Successful therapeutic delivery of siRNA with polymeric nanoparticles seems to be a promising but not vastly understood and complicated goal to achieve. Despite years of research, no polymer-based delivery system has been approved for clinical use. Polymers, as a delivery system, exhibit considerable complexity and variability, making their consistent production a challenging endeavor. However, a better understanding of the polymerization process of polymer excipients may improve the reproducibility and material quality for more efficient use in drug products. Here, we present a combination of Design of Experiment and Python-scripted data science to establish a prediction model, from which important parameters can be extracted that influence the synthesis results of polybeta-amino esters (PBAEs), a common type of polymer used preclinically for nucleic acid delivery. We synthesized a library of 27 polymers, each one at different temperatures with different reaction times and educt ratios using an orthogonal central composite (CCO-) design. This design allowed a detailed characterization of factor importance and interactions using a very limited number of experiments. We characterized the polymers by analyzing the resulting composition by 1H-NMR and the size distribution by GPC measurements. To further understand the complex mechanism of block polymerization in a one-pot synthesis, we developed a Python script that helps us to understand possible step-growth steps. We successfully developed and validated a predictive response surface and gathered a deeper understanding of the synthesis of polyspermine-based amphiphilic PBAEs.

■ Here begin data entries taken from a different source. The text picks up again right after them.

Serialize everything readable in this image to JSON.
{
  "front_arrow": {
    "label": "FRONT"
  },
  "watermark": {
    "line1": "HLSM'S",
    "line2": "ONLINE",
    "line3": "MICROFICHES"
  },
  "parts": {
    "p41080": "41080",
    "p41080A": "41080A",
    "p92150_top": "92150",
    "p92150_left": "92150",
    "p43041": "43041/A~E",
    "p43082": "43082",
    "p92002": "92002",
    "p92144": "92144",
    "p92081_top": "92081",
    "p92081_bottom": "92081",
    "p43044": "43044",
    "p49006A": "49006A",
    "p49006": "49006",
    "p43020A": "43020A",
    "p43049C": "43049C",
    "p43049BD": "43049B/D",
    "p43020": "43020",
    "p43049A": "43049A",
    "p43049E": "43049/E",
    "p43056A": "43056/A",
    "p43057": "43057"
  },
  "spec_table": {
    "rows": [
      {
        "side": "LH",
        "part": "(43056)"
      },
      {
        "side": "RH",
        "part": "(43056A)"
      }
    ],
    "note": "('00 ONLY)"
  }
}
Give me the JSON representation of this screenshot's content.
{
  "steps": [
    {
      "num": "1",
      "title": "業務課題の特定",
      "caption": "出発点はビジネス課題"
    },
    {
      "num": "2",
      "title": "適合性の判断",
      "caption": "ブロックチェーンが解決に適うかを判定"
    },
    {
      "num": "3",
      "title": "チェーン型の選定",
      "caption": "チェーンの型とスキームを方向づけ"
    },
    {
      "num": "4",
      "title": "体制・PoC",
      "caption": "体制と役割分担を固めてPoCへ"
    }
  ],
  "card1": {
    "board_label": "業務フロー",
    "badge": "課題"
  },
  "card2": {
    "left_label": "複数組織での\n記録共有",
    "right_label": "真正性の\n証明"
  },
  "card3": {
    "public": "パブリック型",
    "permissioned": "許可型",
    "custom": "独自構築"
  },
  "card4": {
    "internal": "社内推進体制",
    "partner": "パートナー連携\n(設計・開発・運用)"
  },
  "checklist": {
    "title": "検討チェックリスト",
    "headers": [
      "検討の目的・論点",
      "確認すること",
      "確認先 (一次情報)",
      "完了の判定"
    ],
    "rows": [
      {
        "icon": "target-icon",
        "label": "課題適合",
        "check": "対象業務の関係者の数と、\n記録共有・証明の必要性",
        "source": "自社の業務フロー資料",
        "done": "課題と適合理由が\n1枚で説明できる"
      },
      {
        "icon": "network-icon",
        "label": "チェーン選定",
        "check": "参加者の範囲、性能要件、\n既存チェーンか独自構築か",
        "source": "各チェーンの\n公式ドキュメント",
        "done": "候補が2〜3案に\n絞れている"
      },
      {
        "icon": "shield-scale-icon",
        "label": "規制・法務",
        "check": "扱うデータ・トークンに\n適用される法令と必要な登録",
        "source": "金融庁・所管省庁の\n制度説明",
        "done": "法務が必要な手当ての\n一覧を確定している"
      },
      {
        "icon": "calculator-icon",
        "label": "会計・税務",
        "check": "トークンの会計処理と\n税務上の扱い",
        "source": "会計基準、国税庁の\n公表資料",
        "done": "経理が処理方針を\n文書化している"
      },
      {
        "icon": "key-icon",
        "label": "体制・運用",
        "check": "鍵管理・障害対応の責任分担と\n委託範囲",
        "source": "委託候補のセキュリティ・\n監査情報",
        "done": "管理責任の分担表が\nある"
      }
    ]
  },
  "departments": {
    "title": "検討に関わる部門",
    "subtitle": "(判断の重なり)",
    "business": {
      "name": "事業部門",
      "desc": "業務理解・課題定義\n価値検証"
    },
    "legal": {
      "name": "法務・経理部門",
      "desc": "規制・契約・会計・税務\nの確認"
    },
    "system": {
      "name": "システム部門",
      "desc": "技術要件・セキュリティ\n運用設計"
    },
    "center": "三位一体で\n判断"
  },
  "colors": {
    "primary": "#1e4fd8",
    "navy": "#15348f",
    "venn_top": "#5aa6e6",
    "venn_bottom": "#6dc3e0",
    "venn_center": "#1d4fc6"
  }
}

利用聚合物纳米粒成功地将 siRNA 递送到体内似乎是一个有前途但尚未被广泛理解和研究的复杂目标。尽管经过多年的研究,没有基于聚合物的递药系统被批准用于临床应用。作为递药系统的聚合物具有相当大的复杂性和可变性,因此其一致性生产是一项具有挑战性的工作。然而,更好地了解聚合物赋形剂的聚合过程可能会提高聚合过程的重现性和材料质量,从而更有效地用于药物产品。在这里,我们结合实验设计和 Python 脚本数据科学建立了一个预测模型,可以从中提取出影响聚β-氨基酸酯(PBAE)合成结果的重要参数,PBAE 是一种临床上常用的用于核酸递药的聚合物。我们使用正交中心复合(CCO-)设计合成了 27 种聚合物的文库,每种聚合物在不同温度下、不同反应时间和反应物比例下合成。这种设计允许使用非常有限的实验数量来详细表征因子的重要性和相互作用。我们通过 1H-NMR 分析得到的组成和 GPC 测量得到的分子量分布来表征聚合物。为了进一步了解一锅法合成中嵌段聚合的复杂机制,我们开发了一个 Python 脚本,帮助我们理解可能的逐步增长步骤。我们成功地开发并验证了一个预测响应面,并对多聚精氨酸基两亲性 PBAE 的合成有了更深入的了解。